The secondary key BST will need to be searchable, but I don't think we need the inorder. Not that you need to remove functionality from anything, but just so you are aware.
Got it, thanks. Just to confirm, we are still going along with creating two BSTs. One for the unique key and one for the secondary key.
It's just that we only need those certain functions on each?
Yes, exactly.
I'm pretty sure we are supposed to only have one class for the BST and create two objects. I'm going to try to consolidate it into one class now.
But then the member functions will have to be, like, twice as long. And since we're not even really sorting them by secondary key, that BST is kinda pointless for us, but we have to do it for the project. I feel like we should make two, but that is your section of the code, so you can have final say.
While the member functions are almost twice as long, I really think that it's not good to make a second class just for the sake of sorting by name, if it can be done in the same class.
I'm pretty sure we're supposed to have two BST objects, one sorted by ID and the other sorted by Name. I made the changes just recently, I was going to overload them, but they have the same parameters so I just changed the names of the functions.
Perhaps you should have a private book that is set in the constructor that determines which kind of BST it should be. That way everyone else doesn't have to keep track of the member function names.
That's a good idea.
But either way, I think the BST should be set in its organization upon declaration. Otherwise, one could conceivably use the wrong member function and mess up a BST pretty badly. Adding a Food* by key to a BST sorted by name, searching by name in a BST sorted by key, etc. I don't think it should be the caller's job to remember how its sorted.

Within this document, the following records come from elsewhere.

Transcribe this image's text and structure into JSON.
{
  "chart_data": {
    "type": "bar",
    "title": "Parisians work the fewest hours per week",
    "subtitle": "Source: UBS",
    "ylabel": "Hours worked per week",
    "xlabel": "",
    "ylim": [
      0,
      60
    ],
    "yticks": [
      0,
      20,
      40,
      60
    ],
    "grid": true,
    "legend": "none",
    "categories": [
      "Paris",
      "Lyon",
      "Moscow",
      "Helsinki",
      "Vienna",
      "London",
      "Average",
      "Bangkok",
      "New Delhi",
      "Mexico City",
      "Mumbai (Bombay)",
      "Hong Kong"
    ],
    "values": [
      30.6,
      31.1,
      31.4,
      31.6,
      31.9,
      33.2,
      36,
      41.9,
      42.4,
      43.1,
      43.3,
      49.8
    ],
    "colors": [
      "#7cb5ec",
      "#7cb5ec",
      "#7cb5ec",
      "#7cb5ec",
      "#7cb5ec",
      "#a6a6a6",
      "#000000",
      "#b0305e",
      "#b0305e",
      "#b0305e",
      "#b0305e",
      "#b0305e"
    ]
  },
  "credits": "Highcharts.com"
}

I just checked, and this doesn't seem to work yet?
I made a simple mistake, it should work now. I have not yet implemented the find function you suggested as I am limited by time at the moment. I will have more time on Sunday to improve and smooth out the code.
Awesome, it's all good.
You can use the string member function find() to get non unique keys:
If it does not find the target, it will return its largest possible value. However, we don't need to know exactly what it is, since the USDA definition caps the name at 60 characters, so if the position is past 59, we know it doesn't exist.